Chinese stocks have erased more than $6 trillion since a 2021 peak—and the selloff keeps getting uglier


Chinese stocks just capped another dismal week, with a gauge of mainland firms listed in Hong Kong languishing at the bottom of global equity index rankings for the year so far.

Grim milestones have kept piling up in recent days: Tokyo has overtaken Shanghai as Asia’s biggest equity market, while India’s valuation premium over China has hit a record. Locally, a meltdown in Chinese shares is wreaking havoc on the nation’s asset management industry, pushing mutual fund closures to a five-year high.

The Hang Seng China Enterprises Index has already lost 11% in 2024. Coming after a record four-year losing streak, the slump is reinforcing a structural shift that’s seeing everyone from active money managers to passive funds turn their back on the world’s second-largest stock market.

The Nasdaq Golden Dragon China Index slipped as much as 2.2% at the start of US trading Friday, extending losses to a fifth consecutive day.

In all, some $6.3 trillion has been wiped out from the market value of Chinese and Hong Kong stocks since a peak reached in 2021, underscoring the challenge that Beijing faces as it seeks to arrest a decline in investor confidence. Authorities have ruled out the use of massive stimulus to revive the flagging economy, leaving traders wondering when things will improve.
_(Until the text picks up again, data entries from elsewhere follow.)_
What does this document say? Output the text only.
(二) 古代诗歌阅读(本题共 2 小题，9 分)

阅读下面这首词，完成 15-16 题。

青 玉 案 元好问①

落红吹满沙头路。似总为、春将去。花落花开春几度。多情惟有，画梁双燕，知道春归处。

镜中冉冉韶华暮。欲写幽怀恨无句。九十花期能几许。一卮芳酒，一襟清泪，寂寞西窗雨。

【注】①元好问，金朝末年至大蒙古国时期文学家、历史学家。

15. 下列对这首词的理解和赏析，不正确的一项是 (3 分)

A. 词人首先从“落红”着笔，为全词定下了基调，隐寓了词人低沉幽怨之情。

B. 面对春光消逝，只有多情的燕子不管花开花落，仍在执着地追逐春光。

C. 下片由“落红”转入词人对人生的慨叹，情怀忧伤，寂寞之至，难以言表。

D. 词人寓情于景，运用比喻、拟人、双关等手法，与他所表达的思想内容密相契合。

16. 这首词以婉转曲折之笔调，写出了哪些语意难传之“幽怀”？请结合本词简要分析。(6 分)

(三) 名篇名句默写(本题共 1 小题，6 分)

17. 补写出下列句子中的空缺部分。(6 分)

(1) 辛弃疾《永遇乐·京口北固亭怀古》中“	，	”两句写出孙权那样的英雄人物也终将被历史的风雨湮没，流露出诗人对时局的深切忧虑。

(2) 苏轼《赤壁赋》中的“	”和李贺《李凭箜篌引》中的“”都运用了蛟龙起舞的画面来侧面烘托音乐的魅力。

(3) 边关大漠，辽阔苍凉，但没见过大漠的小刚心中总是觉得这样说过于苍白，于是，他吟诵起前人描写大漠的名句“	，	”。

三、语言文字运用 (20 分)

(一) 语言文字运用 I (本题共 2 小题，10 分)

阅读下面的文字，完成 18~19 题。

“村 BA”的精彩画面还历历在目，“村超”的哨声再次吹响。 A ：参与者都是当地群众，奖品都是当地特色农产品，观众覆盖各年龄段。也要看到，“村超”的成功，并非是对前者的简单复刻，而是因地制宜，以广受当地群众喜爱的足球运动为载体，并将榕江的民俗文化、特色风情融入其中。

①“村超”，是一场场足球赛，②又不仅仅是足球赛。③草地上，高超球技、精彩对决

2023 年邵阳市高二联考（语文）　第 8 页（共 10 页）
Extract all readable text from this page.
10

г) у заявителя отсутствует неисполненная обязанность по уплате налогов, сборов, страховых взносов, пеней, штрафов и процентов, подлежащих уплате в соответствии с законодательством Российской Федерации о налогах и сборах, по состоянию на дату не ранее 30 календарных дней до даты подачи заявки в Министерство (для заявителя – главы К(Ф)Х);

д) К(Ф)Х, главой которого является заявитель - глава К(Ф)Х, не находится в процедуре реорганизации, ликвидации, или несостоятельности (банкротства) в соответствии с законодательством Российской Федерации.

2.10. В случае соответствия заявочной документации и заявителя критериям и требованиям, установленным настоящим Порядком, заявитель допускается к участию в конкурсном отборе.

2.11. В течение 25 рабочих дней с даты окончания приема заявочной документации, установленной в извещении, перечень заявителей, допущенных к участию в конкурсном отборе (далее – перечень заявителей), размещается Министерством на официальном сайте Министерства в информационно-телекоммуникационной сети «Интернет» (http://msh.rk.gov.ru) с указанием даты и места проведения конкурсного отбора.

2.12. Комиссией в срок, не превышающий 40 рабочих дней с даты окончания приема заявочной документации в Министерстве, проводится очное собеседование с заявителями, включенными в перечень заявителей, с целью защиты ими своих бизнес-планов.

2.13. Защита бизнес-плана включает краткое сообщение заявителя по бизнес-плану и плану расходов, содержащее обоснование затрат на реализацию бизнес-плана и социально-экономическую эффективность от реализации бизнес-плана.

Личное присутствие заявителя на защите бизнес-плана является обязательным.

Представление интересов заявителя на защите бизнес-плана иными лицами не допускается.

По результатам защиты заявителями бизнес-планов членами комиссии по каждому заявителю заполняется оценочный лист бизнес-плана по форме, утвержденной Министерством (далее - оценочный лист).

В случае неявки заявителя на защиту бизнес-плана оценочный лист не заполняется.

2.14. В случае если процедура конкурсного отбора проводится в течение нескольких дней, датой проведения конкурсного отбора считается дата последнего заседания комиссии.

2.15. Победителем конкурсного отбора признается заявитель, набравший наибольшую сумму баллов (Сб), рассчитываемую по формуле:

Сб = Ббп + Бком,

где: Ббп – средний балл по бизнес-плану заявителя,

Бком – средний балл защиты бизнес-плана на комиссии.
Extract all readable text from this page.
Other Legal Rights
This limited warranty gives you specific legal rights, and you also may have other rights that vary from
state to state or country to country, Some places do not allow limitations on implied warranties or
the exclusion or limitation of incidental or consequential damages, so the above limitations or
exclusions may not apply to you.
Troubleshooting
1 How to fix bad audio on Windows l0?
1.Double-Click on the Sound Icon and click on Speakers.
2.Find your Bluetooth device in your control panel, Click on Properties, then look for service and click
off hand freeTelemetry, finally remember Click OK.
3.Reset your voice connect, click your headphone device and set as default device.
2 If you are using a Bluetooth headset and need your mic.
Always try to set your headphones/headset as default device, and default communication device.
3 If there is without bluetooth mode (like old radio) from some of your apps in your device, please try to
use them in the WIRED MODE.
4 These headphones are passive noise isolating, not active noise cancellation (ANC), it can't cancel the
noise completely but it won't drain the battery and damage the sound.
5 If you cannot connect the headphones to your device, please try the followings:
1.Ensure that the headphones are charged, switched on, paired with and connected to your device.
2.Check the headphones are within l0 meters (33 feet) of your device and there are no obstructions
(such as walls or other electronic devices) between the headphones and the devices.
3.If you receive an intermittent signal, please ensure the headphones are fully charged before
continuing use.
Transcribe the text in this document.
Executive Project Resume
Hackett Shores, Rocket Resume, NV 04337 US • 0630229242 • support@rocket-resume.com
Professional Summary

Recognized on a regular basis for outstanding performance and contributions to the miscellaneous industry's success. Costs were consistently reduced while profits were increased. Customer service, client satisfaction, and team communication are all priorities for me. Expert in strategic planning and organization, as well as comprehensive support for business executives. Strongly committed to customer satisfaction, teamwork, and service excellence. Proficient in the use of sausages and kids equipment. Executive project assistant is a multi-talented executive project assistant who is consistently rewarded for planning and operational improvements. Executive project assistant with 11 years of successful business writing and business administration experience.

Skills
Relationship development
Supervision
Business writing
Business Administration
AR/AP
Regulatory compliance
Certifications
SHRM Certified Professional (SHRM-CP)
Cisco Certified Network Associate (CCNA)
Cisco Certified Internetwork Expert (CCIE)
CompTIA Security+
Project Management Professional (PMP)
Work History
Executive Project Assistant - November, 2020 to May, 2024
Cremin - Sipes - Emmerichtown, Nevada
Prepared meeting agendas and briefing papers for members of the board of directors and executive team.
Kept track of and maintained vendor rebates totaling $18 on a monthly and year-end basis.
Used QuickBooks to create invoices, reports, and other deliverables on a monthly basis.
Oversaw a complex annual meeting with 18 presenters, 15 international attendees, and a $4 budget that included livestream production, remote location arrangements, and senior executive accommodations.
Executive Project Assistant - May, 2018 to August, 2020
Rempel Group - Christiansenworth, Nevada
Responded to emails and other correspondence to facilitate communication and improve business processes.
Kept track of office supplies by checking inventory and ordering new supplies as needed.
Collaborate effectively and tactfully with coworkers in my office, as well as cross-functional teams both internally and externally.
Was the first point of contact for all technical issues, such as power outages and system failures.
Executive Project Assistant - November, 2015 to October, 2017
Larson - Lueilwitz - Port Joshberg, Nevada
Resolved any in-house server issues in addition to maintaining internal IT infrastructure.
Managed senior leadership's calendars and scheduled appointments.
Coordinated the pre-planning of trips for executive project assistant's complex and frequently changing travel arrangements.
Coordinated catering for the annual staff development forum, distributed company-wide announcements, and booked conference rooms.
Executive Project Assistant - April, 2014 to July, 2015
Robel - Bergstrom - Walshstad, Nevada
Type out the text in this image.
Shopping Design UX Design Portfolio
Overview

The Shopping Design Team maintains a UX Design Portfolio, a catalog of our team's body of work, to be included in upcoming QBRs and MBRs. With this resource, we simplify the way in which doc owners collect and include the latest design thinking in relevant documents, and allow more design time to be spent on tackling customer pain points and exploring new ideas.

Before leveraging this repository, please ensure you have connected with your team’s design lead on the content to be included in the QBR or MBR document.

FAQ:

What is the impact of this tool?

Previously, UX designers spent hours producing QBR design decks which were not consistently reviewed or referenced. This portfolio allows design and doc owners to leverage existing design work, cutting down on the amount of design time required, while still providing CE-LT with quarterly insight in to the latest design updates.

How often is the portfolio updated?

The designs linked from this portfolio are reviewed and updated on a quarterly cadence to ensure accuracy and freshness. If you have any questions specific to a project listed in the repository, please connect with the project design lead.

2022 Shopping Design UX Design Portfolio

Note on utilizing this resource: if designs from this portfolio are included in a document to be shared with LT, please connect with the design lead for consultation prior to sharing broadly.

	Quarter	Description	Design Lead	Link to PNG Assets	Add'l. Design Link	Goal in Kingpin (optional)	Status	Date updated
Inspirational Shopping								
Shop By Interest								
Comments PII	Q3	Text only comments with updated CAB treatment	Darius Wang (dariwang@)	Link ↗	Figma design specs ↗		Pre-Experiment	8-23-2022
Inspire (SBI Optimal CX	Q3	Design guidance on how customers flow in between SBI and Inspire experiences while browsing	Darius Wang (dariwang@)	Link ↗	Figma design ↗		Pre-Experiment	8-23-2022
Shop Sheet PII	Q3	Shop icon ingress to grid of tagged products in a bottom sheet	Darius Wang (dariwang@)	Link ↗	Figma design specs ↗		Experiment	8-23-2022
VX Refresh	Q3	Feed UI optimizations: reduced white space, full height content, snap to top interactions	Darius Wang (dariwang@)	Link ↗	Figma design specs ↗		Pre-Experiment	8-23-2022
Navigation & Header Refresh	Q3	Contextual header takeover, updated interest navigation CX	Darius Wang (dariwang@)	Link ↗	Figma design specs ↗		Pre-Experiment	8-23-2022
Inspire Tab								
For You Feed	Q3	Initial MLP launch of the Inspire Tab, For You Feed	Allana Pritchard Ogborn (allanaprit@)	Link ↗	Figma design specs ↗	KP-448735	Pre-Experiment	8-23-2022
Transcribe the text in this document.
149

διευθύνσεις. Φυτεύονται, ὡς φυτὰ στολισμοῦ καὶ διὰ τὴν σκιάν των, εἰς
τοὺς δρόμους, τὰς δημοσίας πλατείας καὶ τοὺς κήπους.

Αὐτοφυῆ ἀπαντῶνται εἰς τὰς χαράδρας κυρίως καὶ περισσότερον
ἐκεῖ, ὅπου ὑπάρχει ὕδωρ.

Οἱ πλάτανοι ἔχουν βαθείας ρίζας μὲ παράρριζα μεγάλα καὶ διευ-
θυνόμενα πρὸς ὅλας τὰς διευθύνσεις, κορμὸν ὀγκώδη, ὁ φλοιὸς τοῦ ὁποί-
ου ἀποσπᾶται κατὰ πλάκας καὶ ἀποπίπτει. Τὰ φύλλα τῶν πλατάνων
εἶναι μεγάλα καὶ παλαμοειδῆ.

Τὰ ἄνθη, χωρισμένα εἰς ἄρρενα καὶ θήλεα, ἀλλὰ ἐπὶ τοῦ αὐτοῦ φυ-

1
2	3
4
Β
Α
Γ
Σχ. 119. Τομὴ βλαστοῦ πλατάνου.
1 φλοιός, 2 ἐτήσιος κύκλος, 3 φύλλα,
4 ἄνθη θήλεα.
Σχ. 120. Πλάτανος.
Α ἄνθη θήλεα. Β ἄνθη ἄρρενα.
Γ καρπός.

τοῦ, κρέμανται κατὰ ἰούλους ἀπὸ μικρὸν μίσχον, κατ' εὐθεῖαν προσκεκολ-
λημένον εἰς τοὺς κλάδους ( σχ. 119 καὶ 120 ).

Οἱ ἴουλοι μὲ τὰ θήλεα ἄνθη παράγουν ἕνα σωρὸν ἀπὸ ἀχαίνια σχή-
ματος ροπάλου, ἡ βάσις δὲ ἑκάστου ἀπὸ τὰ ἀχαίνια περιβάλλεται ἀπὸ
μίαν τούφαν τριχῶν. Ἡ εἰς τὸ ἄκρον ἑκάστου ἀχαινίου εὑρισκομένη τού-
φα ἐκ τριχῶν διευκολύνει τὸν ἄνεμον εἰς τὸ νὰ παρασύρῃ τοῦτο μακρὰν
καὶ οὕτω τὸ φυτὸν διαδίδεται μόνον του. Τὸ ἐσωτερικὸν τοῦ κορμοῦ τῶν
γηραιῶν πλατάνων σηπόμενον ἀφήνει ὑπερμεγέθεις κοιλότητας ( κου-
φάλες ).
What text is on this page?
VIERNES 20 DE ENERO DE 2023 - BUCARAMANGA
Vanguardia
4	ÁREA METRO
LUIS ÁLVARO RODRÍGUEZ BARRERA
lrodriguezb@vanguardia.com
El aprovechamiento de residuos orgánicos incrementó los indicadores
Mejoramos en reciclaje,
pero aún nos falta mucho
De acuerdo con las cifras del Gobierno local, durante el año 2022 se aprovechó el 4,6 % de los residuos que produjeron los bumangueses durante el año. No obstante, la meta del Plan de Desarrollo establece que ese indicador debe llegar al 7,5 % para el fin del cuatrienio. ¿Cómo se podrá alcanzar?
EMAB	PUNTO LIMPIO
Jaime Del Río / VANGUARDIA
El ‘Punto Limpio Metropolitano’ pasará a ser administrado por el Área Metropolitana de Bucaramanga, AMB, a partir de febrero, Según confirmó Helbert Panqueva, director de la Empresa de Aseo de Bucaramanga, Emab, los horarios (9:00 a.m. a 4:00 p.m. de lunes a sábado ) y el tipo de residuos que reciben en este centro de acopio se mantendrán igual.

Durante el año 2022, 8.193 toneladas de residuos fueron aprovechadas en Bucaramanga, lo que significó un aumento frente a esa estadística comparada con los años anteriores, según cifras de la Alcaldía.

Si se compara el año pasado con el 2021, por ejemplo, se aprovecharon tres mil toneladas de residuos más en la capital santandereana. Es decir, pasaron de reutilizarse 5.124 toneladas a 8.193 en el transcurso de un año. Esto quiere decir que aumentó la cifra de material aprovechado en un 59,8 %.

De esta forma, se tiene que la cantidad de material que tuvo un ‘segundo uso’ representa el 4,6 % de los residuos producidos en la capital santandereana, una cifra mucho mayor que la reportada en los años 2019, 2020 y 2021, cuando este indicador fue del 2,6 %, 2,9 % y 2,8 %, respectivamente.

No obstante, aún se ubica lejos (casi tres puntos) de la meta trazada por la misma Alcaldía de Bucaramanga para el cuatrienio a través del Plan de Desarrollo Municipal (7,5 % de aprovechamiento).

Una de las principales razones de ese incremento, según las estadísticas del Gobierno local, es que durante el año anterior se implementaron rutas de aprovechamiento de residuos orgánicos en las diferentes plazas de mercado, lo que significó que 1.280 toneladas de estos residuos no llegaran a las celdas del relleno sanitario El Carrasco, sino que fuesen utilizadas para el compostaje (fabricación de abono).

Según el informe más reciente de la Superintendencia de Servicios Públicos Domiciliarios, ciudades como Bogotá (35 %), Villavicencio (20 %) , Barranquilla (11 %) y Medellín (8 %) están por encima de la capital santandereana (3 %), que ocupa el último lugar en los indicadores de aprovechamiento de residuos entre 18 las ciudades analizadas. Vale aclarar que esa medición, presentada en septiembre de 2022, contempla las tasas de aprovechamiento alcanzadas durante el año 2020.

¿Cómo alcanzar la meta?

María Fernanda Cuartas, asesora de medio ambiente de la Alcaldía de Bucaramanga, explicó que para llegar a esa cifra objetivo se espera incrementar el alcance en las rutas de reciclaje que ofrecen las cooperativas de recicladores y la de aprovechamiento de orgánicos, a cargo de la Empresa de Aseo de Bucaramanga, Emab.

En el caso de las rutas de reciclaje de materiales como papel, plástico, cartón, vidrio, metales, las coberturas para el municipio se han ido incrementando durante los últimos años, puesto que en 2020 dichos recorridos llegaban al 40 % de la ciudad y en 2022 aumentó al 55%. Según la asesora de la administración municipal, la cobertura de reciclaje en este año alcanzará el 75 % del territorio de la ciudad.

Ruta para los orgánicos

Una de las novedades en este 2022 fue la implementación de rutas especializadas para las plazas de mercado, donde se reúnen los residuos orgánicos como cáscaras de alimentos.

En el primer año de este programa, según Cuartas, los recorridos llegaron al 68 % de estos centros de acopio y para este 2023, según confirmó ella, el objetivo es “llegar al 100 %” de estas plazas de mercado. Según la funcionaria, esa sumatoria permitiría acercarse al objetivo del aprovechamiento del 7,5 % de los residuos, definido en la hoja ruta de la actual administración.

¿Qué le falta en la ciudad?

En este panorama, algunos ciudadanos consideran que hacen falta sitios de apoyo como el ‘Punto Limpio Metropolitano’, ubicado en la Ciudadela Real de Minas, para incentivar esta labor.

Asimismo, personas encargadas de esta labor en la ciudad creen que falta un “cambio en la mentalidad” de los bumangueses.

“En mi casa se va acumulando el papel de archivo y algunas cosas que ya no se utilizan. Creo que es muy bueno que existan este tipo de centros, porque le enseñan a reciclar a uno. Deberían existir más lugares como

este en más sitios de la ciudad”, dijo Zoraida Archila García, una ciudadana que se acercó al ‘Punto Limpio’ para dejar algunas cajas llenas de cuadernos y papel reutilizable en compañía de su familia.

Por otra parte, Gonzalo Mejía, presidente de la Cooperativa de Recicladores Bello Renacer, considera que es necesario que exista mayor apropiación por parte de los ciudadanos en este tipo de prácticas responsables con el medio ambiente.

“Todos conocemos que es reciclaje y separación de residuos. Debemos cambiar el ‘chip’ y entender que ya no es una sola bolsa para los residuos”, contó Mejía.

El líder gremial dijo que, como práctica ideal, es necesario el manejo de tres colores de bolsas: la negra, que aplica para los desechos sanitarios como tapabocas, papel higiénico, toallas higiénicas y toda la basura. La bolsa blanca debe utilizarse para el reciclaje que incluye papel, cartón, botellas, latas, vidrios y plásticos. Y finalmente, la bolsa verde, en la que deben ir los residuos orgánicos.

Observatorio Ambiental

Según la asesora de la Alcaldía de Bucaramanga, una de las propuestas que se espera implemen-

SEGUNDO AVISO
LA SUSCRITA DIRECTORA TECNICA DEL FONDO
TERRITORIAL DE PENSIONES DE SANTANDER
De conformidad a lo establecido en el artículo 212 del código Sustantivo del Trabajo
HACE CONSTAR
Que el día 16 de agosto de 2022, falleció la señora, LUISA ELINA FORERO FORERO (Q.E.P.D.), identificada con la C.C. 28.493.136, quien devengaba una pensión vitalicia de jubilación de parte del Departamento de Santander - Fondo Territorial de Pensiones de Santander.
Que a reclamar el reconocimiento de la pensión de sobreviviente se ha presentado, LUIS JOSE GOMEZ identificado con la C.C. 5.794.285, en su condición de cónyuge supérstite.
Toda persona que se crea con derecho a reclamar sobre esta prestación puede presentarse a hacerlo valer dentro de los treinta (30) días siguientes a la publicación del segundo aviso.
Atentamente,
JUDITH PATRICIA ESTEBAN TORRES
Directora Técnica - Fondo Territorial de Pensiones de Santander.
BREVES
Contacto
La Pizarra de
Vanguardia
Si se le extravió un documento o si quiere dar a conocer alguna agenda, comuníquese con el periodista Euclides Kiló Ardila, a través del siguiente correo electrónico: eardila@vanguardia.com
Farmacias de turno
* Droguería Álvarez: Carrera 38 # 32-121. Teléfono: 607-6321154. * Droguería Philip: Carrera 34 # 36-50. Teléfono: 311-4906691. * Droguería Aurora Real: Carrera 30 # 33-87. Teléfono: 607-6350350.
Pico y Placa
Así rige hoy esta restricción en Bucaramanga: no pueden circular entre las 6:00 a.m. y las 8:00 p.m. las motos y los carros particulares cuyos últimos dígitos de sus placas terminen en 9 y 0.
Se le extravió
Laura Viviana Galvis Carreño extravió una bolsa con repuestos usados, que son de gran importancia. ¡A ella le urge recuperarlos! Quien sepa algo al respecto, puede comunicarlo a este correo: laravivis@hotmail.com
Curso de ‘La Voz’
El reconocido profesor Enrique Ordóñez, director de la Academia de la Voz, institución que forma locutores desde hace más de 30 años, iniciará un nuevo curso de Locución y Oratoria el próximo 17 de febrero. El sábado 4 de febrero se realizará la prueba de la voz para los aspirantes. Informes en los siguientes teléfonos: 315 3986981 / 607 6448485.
“What we are seeing this year so far really is a continuation of what we saw last year,” John Lin, AllianceBernstein’s chief investment officer of China equities, said in an Jan. 17 interview on Bloomberg Television. “These squeezing-the-toothpaste type of stimulus policies so far haven’t been able to turn around the underlying bottom-up fundamentals of areas like the property sector.”